Fernand Léger was a multidisciplinary artist known for his works across various mediums, including paint, ceramics, film, and theatre. Born in 1881 in Argentan, France, he began his career as an architectural draftsman. Léger attended classes at the École des Beaux-Arts and also studied at the Académie Julian. His exposure to works by Paul Cézanne, Pablo Picasso, and Georges Braque led him to adop the Cubist style. Léger served in World War I, and his experiences during the war prompted him to become more interested in social justice issues, which is reflected in pieces like "Verdun, The Trench Diggers" (1916). In 1924, he completed his first film, "Ballet mécanique", and opened the Académie de l’Art Moderne at 86 Notre-Dame-Des-Champs in the Montparnasse district. During this period, he developed tubism, which is characterized by architectural elements and human body parts rendered to look like tubes and cylinders.

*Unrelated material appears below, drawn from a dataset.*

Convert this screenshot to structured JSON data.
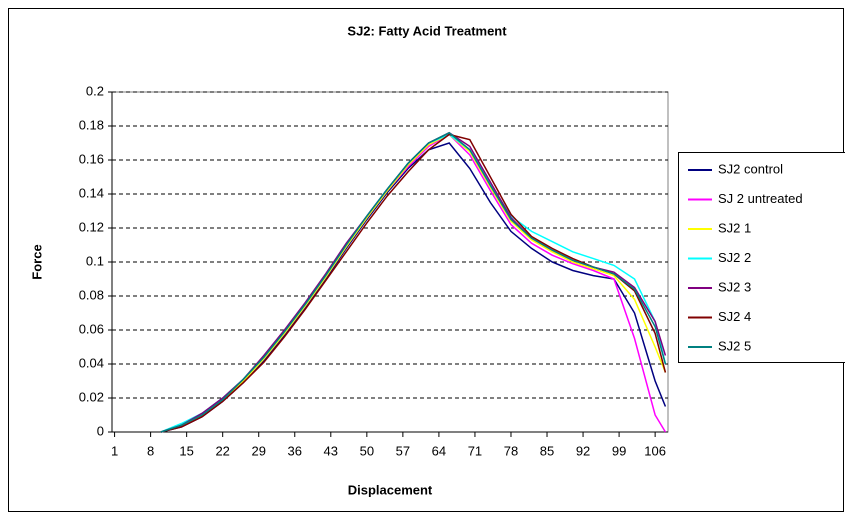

Upon his move to New York to escape World War II, the Museum of Modern Art (MoMA) presented an exhibition of his work in 1935. After the war ended, he returned to France but continued to travel and produce various projects until his death in 1955. His works can be found in institutions like the Tate Gallery in London, the Centre Georges Pompidou in Paris, the Art Institute of Chicago, and the MoMA in New York.